In Over water 152 schreef ik: “De natuur in Brabant heeft te lijden onder een teveel aan stikstof. Dit wordt vooral veroorzaakt door de industrie, verkeer en door landbouwactiviteiten. Noord-Brabant wil graag mooie natuur en een sterke, zichzelf ontwikkelende economie. Meer economische ontwikkeling betekent echter ook meer stikstofuitstoot. Dit is niet goed voor de natuur. Natura 2000-gebieden, zoals de Westelijke Langstraat, hebben veel last van te veel stikstof. De provincie Noord-Brabant heeft daarom een PAS-project voor Noord-Brabant gestart waar de Westelijke Langstraat een onderdeel van is.” Het Algemeen bestuur van het Waterschap Brabantse Delta stelde in april 2018 dan ook een krediet vast van 19 miljoen ter realisering van dat project. Mijn commentaar op de vaststelling van dat krediet Over Water 134; “Als DB lid heb ik hier veel uren ingestoken. Het doet mij dan ook deugd dat dit krediet van 19 miljoen met algemene stemmen door het AB ter beschikking is gesteld. Nu komt het op een tijdige uitvoering aan om op tijd aan de eisen van de PAS te gaan voldoen.”  
 
CONCLUSIE
De afgelopen jaren heb ik keer op keer aandacht gevraagd voor het te weinig creëren van PAS-ruimte en het wel nemen voor een hypotheek op de toekomst, door makkelijk vergunningen verlenen op basis van een ‘ruimte’ die er niet is. Ook met meldingen voor een ‘gering beslag’ op PAS-ruimte werd wel heel makkelijk, door vragers en verleners, omgegaan.
Al die krokodillentranen nu, over het besluit van de Raad van Staten, maken op mij dus geen indruk.
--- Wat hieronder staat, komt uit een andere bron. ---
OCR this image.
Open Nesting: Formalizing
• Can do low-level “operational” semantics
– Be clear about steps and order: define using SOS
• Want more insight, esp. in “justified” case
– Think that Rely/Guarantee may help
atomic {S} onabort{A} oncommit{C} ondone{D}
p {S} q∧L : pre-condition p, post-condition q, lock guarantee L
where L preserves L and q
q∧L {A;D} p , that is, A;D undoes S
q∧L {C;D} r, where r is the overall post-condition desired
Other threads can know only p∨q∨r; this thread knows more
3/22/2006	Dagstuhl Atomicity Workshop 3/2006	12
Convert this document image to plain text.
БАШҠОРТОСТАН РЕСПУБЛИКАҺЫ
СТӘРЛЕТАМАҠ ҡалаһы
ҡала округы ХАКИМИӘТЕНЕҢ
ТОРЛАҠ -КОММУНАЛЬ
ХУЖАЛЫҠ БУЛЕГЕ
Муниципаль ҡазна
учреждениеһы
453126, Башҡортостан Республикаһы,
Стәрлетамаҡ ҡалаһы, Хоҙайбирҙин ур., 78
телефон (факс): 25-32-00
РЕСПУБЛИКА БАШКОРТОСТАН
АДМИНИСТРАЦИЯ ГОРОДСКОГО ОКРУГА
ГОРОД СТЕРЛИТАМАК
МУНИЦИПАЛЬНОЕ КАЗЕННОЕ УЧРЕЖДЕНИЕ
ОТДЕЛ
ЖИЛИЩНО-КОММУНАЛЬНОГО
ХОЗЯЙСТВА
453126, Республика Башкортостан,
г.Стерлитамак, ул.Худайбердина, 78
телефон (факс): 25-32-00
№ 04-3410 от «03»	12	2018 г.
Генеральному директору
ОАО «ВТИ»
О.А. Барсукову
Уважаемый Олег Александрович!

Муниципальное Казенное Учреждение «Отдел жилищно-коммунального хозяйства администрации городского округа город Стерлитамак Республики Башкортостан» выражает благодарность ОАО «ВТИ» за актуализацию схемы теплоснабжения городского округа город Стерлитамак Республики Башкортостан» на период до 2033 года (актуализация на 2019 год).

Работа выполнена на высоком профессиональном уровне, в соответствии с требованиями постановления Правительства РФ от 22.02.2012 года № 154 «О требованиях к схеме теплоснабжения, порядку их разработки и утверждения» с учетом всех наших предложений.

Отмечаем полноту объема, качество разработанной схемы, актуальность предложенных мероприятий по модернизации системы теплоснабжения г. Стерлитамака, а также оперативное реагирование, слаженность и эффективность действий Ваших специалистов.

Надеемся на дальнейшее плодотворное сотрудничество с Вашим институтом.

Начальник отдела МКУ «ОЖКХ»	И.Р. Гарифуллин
Laat staan dat ik iets begrijp van de moraliteit van een GroenLinks gedeputeerde die een manier zoekt “om toch te kunnen bouwen”. Die hoef je niet te zoeken. Die was er in 2015 al. De maatregelen nemen die voor reductie van de stikstofuitstoot zorgen. Niet straks maar nu. De afgelopen jaren was er geen sprake van nulgroei, maar van een verdergaande groei van de uitstoot stikstofverbindingen. Wat nu? Ophouden met voor je uitschuiven van de passende maatregelen rond de PAS en de KRW; ga nu eens niet voor herverkiezing als prioriteit één, maar voor de juiste maatregelen. Dan kan Nederland, maar ook de natuur weer verder bouwen aan een gezonde toekomst.